Britain has in many ways become a Grey Vampire:

“Another tactic – particularly effective at wasting time and energy this one – is the claim [by grey vampires] that all they want is a few clarifications, as if they are just on the brink of being persuaded, when in fact the real aim is to lure you into the swamp of sceptical inertia and mild depression in which they languish.

“But what differentiates the Greys from other kinds of vampires is the disavowed nature of the feeding. Grey Vampires don’t feed on energy directly, they feed on obstructing projects. The problem is that, often, they don’t know that they are doing this.”

“…once their shield of sociability and charm falls away, they become revealed as horribly, tragically cursed, existentially blighted. But the Grey Vampire is also a subject position that (any)one can be lured into if you enter certain structures.”
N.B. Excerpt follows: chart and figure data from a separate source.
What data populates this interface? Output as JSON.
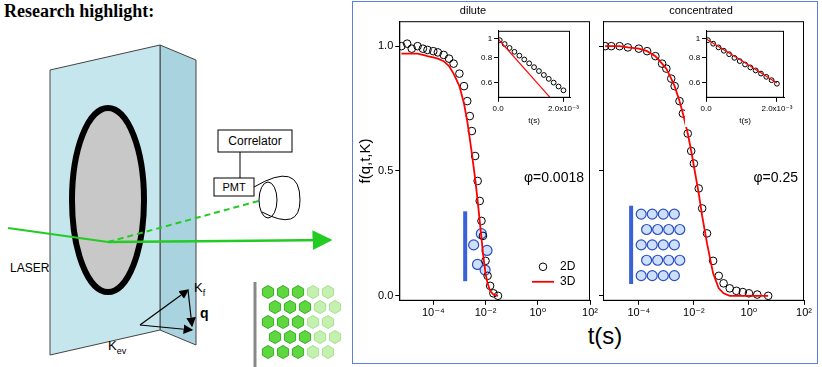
{
  "header": {
    "title": "Research highlight:"
  },
  "diagram": {
    "source": "LASER",
    "correlator": "Correlator",
    "detector": "PMT",
    "k_f": {
      "text": "K",
      "sub": "f"
    },
    "k_ev": {
      "text": "K",
      "sub": "ev"
    },
    "q": "q"
  },
  "x_label": "t(s)",
  "chart_data": [
    {
      "type": "scatter",
      "title": "dilute",
      "y_label": "f(q,t,K)",
      "annotation": "φ=0.0018",
      "log": "x",
      "grid": false,
      "legend": "lower right",
      "xlim": [
        5e-06,
        100
      ],
      "xticks": [
        {
          "value": 0.0001,
          "label": "10⁻⁴"
        },
        {
          "value": 0.01,
          "label": "10⁻²"
        },
        {
          "value": 1,
          "label": "10⁰"
        },
        {
          "value": 100,
          "label": "10²"
        }
      ],
      "ylim": [
        -0.02,
        1.1
      ],
      "yticks": [
        {
          "value": 0,
          "label": "0.0"
        },
        0.5,
        {
          "value": 1,
          "label": "1.0"
        }
      ],
      "x": [
        6e-06,
        1e-05,
        1.5e-05,
        2.5e-05,
        4e-05,
        6e-05,
        0.0001,
        0.00015,
        0.00025,
        0.0004,
        0.0006,
        0.001,
        0.0015,
        0.002,
        0.0025,
        0.003,
        0.004,
        0.005,
        0.006,
        0.007,
        0.008,
        0.01,
        0.012,
        0.015,
        0.02,
        0.03
      ],
      "series": [
        {
          "name": "2D",
          "type": "scatter",
          "marker": "circle",
          "color": "#000000",
          "values": [
            1.0,
            1.01,
            0.99,
            1.0,
            0.99,
            0.985,
            0.98,
            0.975,
            0.965,
            0.95,
            0.93,
            0.89,
            0.84,
            0.78,
            0.72,
            0.66,
            0.56,
            0.46,
            0.38,
            0.3,
            0.24,
            0.14,
            0.08,
            0.04,
            0.01,
            0.0
          ]
        },
        {
          "name": "3D",
          "type": "line",
          "line_style": "solid",
          "color": "#ff0000",
          "values": [
            0.97,
            0.97,
            0.97,
            0.97,
            0.965,
            0.96,
            0.955,
            0.95,
            0.94,
            0.92,
            0.89,
            0.84,
            0.77,
            0.7,
            0.63,
            0.57,
            0.47,
            0.38,
            0.3,
            0.23,
            0.17,
            0.09,
            0.05,
            0.02,
            0.005,
            0.0
          ]
        }
      ],
      "inset": {
        "type": "scatter",
        "x_label": "t(s)",
        "log": "y",
        "grid": false,
        "xlim": [
          0,
          0.0022
        ],
        "xticks": [
          {
            "value": 0,
            "label": "0.0"
          },
          {
            "value": 0.002,
            "label": "2.0x10⁻³"
          }
        ],
        "ylim": [
          0.5,
          1.1
        ],
        "yticks": [
          0.6,
          0.8,
          1
        ],
        "series": [
          {
            "type": "scatter",
            "marker": "circle",
            "color": "#000000",
            "x": [
              5e-05,
              0.0002,
              0.00035,
              0.0005,
              0.00065,
              0.0008,
              0.00095,
              0.0011,
              0.00125,
              0.0014,
              0.00155,
              0.0017,
              0.00185,
              0.002
            ],
            "values": [
              0.985,
              0.941,
              0.899,
              0.859,
              0.821,
              0.785,
              0.75,
              0.717,
              0.685,
              0.654,
              0.625,
              0.598,
              0.571,
              0.546
            ]
          },
          {
            "type": "line",
            "line_style": "solid",
            "color": "#ff0000",
            "x": [
              0,
              0.0016
            ],
            "values": [
              1.0,
              0.5
            ]
          }
        ]
      }
    },
    {
      "type": "scatter",
      "title": "concentrated",
      "annotation": "φ=0.25",
      "log": "x",
      "grid": false,
      "tick_labels": "x",
      "xlim": [
        5e-06,
        100
      ],
      "xticks": [
        {
          "value": 0.0001,
          "label": "10⁻⁴"
        },
        {
          "value": 0.01,
          "label": "10⁻²"
        },
        {
          "value": 1,
          "label": "10⁰"
        },
        {
          "value": 100,
          "label": "10²"
        }
      ],
      "ylim": [
        -0.02,
        1.1
      ],
      "yticks": [
        {
          "value": 0,
          "label": "0.0"
        },
        0.5,
        {
          "value": 1,
          "label": "1.0"
        }
      ],
      "x": [
        6e-06,
        1e-05,
        2e-05,
        4e-05,
        0.0001,
        0.0002,
        0.0004,
        0.0007,
        0.001,
        0.0015,
        0.002,
        0.003,
        0.004,
        0.006,
        0.008,
        0.01,
        0.015,
        0.02,
        0.03,
        0.05,
        0.08,
        0.12,
        0.2,
        0.35,
        0.6,
        1,
        2,
        5
      ],
      "series": [
        {
          "name": "2D",
          "type": "scatter",
          "marker": "circle",
          "color": "#000000",
          "values": [
            1.0,
            1.0,
            1.0,
            0.995,
            0.99,
            0.98,
            0.96,
            0.93,
            0.91,
            0.87,
            0.84,
            0.78,
            0.73,
            0.65,
            0.58,
            0.53,
            0.43,
            0.35,
            0.25,
            0.14,
            0.08,
            0.05,
            0.03,
            0.02,
            0.015,
            0.01,
            0.005,
            0.0
          ]
        },
        {
          "name": "3D",
          "type": "line",
          "line_style": "solid",
          "color": "#ff0000",
          "values": [
            1.0,
            1.0,
            1.0,
            0.995,
            0.99,
            0.98,
            0.96,
            0.93,
            0.91,
            0.87,
            0.84,
            0.78,
            0.73,
            0.65,
            0.58,
            0.52,
            0.41,
            0.32,
            0.21,
            0.09,
            0.03,
            0.01,
            0.0,
            0.0,
            0.0,
            0.0,
            0.0,
            0.0
          ]
        }
      ],
      "inset": {
        "type": "scatter",
        "x_label": "t(s)",
        "log": "y",
        "grid": false,
        "xlim": [
          0,
          0.0022
        ],
        "xticks": [
          {
            "value": 0,
            "label": "0.0"
          },
          {
            "value": 0.002,
            "label": "2.0x10⁻³"
          }
        ],
        "ylim": [
          0.5,
          1.1
        ],
        "yticks": [
          0.6,
          0.8,
          1
        ],
        "series": [
          {
            "type": "scatter",
            "marker": "circle",
            "color": "#000000",
            "x": [
              5e-05,
              0.0002,
              0.00035,
              0.0005,
              0.00065,
              0.0008,
              0.00095,
              0.0011,
              0.00125,
              0.0014,
              0.00155,
              0.0017,
              0.00185,
              0.002
            ],
            "values": [
              0.985,
              0.945,
              0.905,
              0.87,
              0.835,
              0.8,
              0.77,
              0.74,
              0.715,
              0.69,
              0.665,
              0.64,
              0.615,
              0.59
            ]
          },
          {
            "type": "line",
            "line_style": "solid",
            "color": "#ff0000",
            "x": [
              0,
              0.0005,
              0.001,
              0.0015,
              0.002
            ],
            "values": [
              1.0,
              0.88,
              0.775,
              0.68,
              0.595
            ]
          }
        ]
      }
    }
  ]
}
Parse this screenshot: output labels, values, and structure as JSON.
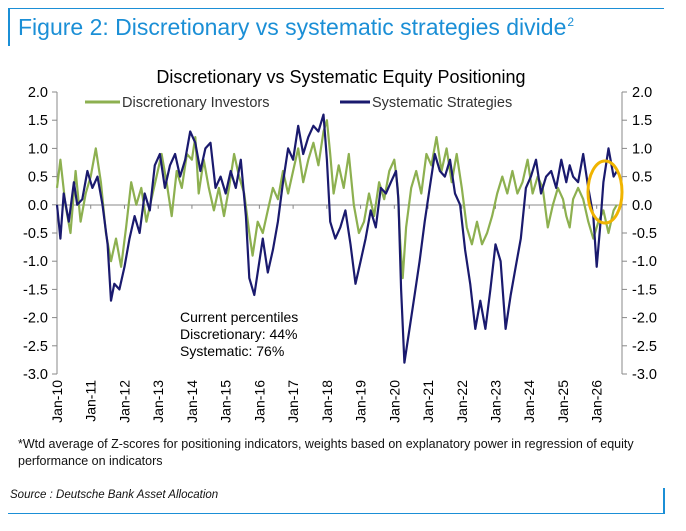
{
  "figure": {
    "title": "Figure 2: Discretionary vs systematic strategies divide",
    "title_sup": "2"
  },
  "annotation": {
    "lines": [
      "Current percentiles",
      "Discretionary: 44%",
      "Systematic: 76%"
    ]
  },
  "footnote": "*Wtd average of Z-scores for positioning indicators, weights based on explanatory power in regression of equity performance on indicators",
  "source": "Source : Deutsche Bank Asset Allocation",
  "colors": {
    "title_blue": "#1b8fd6",
    "discretionary": "#8db050",
    "systematic": "#1a1a6e",
    "highlight": "#f0b400"
  },
  "chart_data": {
    "type": "line",
    "title": "Discretionary  vs Systematic Equity Positioning",
    "xlabel": "",
    "ylabel": "",
    "ylim": [
      -3.0,
      2.0
    ],
    "y_ticks": [
      "2.0",
      "1.5",
      "1.0",
      "0.5",
      "0.0",
      "-0.5",
      "-1.0",
      "-1.5",
      "-2.0",
      "-2.5",
      "-3.0"
    ],
    "y2_ticks": [
      "2.0",
      "1.5",
      "1.0",
      "0.5",
      "0.0",
      "-0.5",
      "-1.0",
      "-1.5",
      "-2.0",
      "-2.5",
      "-3.0"
    ],
    "x_ticks": [
      "Jan-10",
      "Jan-11",
      "Jan-12",
      "Jan-13",
      "Jan-14",
      "Jan-15",
      "Jan-16",
      "Jan-17",
      "Jan-18",
      "Jan-19",
      "Jan-20",
      "Jan-21",
      "Jan-22",
      "Jan-23",
      "Jan-24",
      "Jan-25",
      "Jan-26"
    ],
    "legend_position": "top",
    "grid": false,
    "highlight": {
      "label": "current values circled",
      "x": 2026.55
    },
    "series": [
      {
        "name": "Discretionary Investors",
        "color": "#8db050",
        "x": [
          2010.0,
          2010.1,
          2010.25,
          2010.4,
          2010.55,
          2010.7,
          2010.85,
          2011.0,
          2011.15,
          2011.3,
          2011.45,
          2011.6,
          2011.75,
          2011.9,
          2012.05,
          2012.2,
          2012.35,
          2012.5,
          2012.65,
          2012.8,
          2012.95,
          2013.1,
          2013.25,
          2013.4,
          2013.55,
          2013.7,
          2013.85,
          2014.0,
          2014.1,
          2014.2,
          2014.35,
          2014.5,
          2014.65,
          2014.8,
          2014.95,
          2015.1,
          2015.25,
          2015.4,
          2015.55,
          2015.7,
          2015.8,
          2015.95,
          2016.1,
          2016.25,
          2016.4,
          2016.55,
          2016.7,
          2016.85,
          2017.0,
          2017.15,
          2017.3,
          2017.45,
          2017.6,
          2017.75,
          2017.9,
          2018.0,
          2018.1,
          2018.2,
          2018.35,
          2018.5,
          2018.65,
          2018.8,
          2018.95,
          2019.1,
          2019.25,
          2019.4,
          2019.55,
          2019.7,
          2019.85,
          2020.0,
          2020.1,
          2020.17,
          2020.25,
          2020.35,
          2020.5,
          2020.65,
          2020.8,
          2020.95,
          2021.1,
          2021.25,
          2021.4,
          2021.55,
          2021.7,
          2021.85,
          2022.0,
          2022.15,
          2022.3,
          2022.45,
          2022.6,
          2022.75,
          2022.9,
          2023.05,
          2023.2,
          2023.35,
          2023.5,
          2023.65,
          2023.8,
          2023.95,
          2024.1,
          2024.25,
          2024.4,
          2024.55,
          2024.7,
          2024.85,
          2025.0,
          2025.1,
          2025.2,
          2025.3,
          2025.45,
          2025.6,
          2025.75,
          2025.9,
          2026.05,
          2026.2,
          2026.35,
          2026.5,
          2026.6
        ],
        "values": [
          0.3,
          0.8,
          0.0,
          -0.5,
          0.6,
          -0.3,
          0.2,
          0.5,
          1.0,
          0.4,
          -0.5,
          -1.0,
          -0.6,
          -1.1,
          -0.4,
          0.4,
          0.0,
          0.3,
          -0.3,
          0.1,
          0.5,
          0.9,
          0.4,
          -0.2,
          0.6,
          0.3,
          0.9,
          0.8,
          1.2,
          0.2,
          0.8,
          0.3,
          -0.1,
          0.3,
          -0.2,
          0.3,
          0.9,
          0.5,
          0.2,
          -0.5,
          -0.9,
          -0.3,
          -0.5,
          -0.1,
          0.3,
          0.1,
          0.6,
          0.2,
          0.6,
          1.0,
          0.4,
          0.8,
          1.1,
          0.7,
          1.3,
          1.5,
          0.9,
          0.2,
          0.7,
          0.3,
          0.9,
          0.0,
          -0.5,
          -0.3,
          0.2,
          -0.2,
          0.4,
          0.1,
          0.6,
          0.8,
          0.3,
          -0.6,
          -1.3,
          -0.4,
          0.3,
          0.6,
          0.2,
          0.9,
          0.7,
          1.2,
          0.6,
          1.0,
          0.4,
          0.9,
          0.3,
          -0.4,
          -0.7,
          -0.3,
          -0.7,
          -0.5,
          -0.2,
          0.2,
          0.5,
          0.2,
          0.6,
          0.2,
          0.4,
          0.8,
          0.2,
          0.5,
          0.3,
          -0.4,
          0.0,
          0.3,
          0.1,
          -0.2,
          -0.4,
          0.1,
          0.3,
          0.1,
          -0.3,
          -0.6,
          -0.3,
          -0.1,
          -0.5,
          -0.1,
          0.0
        ]
      },
      {
        "name": "Systematic Strategies",
        "color": "#1a1a6e",
        "x": [
          2010.0,
          2010.1,
          2010.2,
          2010.35,
          2010.5,
          2010.6,
          2010.75,
          2010.9,
          2011.05,
          2011.2,
          2011.35,
          2011.5,
          2011.6,
          2011.7,
          2011.85,
          2012.0,
          2012.15,
          2012.3,
          2012.45,
          2012.6,
          2012.75,
          2012.9,
          2013.05,
          2013.2,
          2013.35,
          2013.5,
          2013.65,
          2013.8,
          2013.95,
          2014.1,
          2014.25,
          2014.4,
          2014.55,
          2014.7,
          2014.85,
          2015.0,
          2015.15,
          2015.3,
          2015.45,
          2015.6,
          2015.7,
          2015.85,
          2016.0,
          2016.1,
          2016.25,
          2016.4,
          2016.55,
          2016.7,
          2016.85,
          2017.0,
          2017.15,
          2017.3,
          2017.45,
          2017.6,
          2017.75,
          2017.9,
          2018.0,
          2018.1,
          2018.25,
          2018.4,
          2018.55,
          2018.7,
          2018.85,
          2019.0,
          2019.15,
          2019.3,
          2019.45,
          2019.6,
          2019.75,
          2019.9,
          2020.05,
          2020.12,
          2020.2,
          2020.3,
          2020.45,
          2020.6,
          2020.75,
          2020.9,
          2021.05,
          2021.2,
          2021.35,
          2021.5,
          2021.65,
          2021.8,
          2021.95,
          2022.1,
          2022.25,
          2022.4,
          2022.55,
          2022.7,
          2022.85,
          2023.0,
          2023.15,
          2023.3,
          2023.45,
          2023.6,
          2023.75,
          2023.9,
          2024.05,
          2024.2,
          2024.35,
          2024.5,
          2024.65,
          2024.8,
          2024.95,
          2025.1,
          2025.2,
          2025.3,
          2025.45,
          2025.6,
          2025.75,
          2025.9,
          2026.0,
          2026.1,
          2026.2,
          2026.35,
          2026.5,
          2026.6
        ],
        "values": [
          0.0,
          -0.6,
          0.2,
          -0.3,
          0.4,
          0.0,
          0.1,
          0.6,
          0.3,
          0.5,
          0.0,
          -0.7,
          -1.7,
          -1.4,
          -1.5,
          -1.1,
          -0.6,
          -0.2,
          -0.5,
          0.2,
          -0.1,
          0.7,
          0.9,
          0.3,
          0.7,
          0.9,
          0.5,
          0.8,
          1.3,
          1.1,
          0.6,
          1.0,
          1.1,
          0.3,
          0.5,
          0.2,
          0.6,
          0.3,
          0.8,
          -0.2,
          -1.3,
          -1.6,
          -1.0,
          -0.6,
          -1.2,
          -0.8,
          -0.3,
          0.4,
          1.0,
          0.8,
          1.4,
          0.9,
          1.2,
          1.4,
          1.3,
          1.6,
          0.8,
          -0.3,
          -0.6,
          -0.4,
          -0.1,
          -0.7,
          -1.4,
          -1.0,
          -0.6,
          -0.1,
          -0.4,
          0.3,
          0.2,
          0.4,
          0.6,
          0.1,
          -1.5,
          -2.8,
          -2.2,
          -1.6,
          -1.0,
          -0.3,
          0.3,
          0.9,
          0.6,
          0.5,
          0.8,
          0.2,
          0.0,
          -0.8,
          -1.4,
          -2.2,
          -1.7,
          -2.2,
          -1.5,
          -0.7,
          -1.0,
          -2.2,
          -1.6,
          -1.1,
          -0.6,
          0.3,
          0.5,
          0.8,
          0.2,
          0.5,
          0.6,
          0.3,
          0.8,
          0.4,
          0.7,
          0.5,
          0.4,
          0.9,
          0.3,
          -0.2,
          -1.1,
          -0.4,
          0.4,
          1.0,
          0.5,
          0.6
        ]
      }
    ]
  }
}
It may be a bit of a stretch to apply the concept of a Grey Vampire to an entire country, political system or government, yet that’s how one feels, as if Britain is sucking its general public into a cataclysmic-bore, a hole that has no bottom nor any falling, it’s there and that’s about all there is to it. The ability for Britain’s political system to act as a banal-loop of comfort; you have to ‘have bad for the good’ they say, the problem with this is that those who go from the ‘bad’ to the ‘good’ could merely exist in a nightmarish game of back and forth between zero-change.

Praxis: A back and forth between Labour and Conservative – both of which adhering to their follower’s expected blueprint-esque morality systems -, with both sides feeling a glow of relief as the other takes the reins for another 3-4 terms…and then back, the swing of a monotone pendulum ,a pure political-linearity in which those who publically exist on the line as ‘subjects’ of the state are born into knowing no other alternative, taught from birth that the past was mostly horrible, or only acted as a means of progression for the current/the modern, and those systems of the past were regressive, backwards – cannot be changed (now)? – and that where we’re at now is the best possibility, once again, we come back to the fact that Whig history is the given position from birth for most western countries and their citizens.

Launching off from inherented whig history however we find a current problem: within Britain and Britain’s education system: yes, the past is given as a form of ‘bad’, yet the future is rarely discussed publicly, it’s that which is out-of-reach and exists only within a World of Tomorrow dream, to demand automation as the East is beginning to would be a form of political suicide and would begin to swing the dreary-pendulum back the other way, thus, for either party to move towards either direction on their already suffocating linearity is the possibility and inevitabilty of changing hands once again – with those on the fringes (Liberal Democrats) acting only as a quasi-potential for actual change.

One should address the other ‘alternatives’ here. One could of course spoil their ballot, this is an option, it’s an option which for the unforseeable future will do very little due to the education systems control over the populous, unless there is drastic action taken in some sense towards the government, the amount of spoiled ballots will not rise above 5%. You could also ‘Not vote’ of course, there’s that.

You could also leave the country, go somewhere that doesn’t just take a linear form of their own history into account, but actually takes the actual future into account, one filled with possibilites and systematic progression, one with working sense-organs.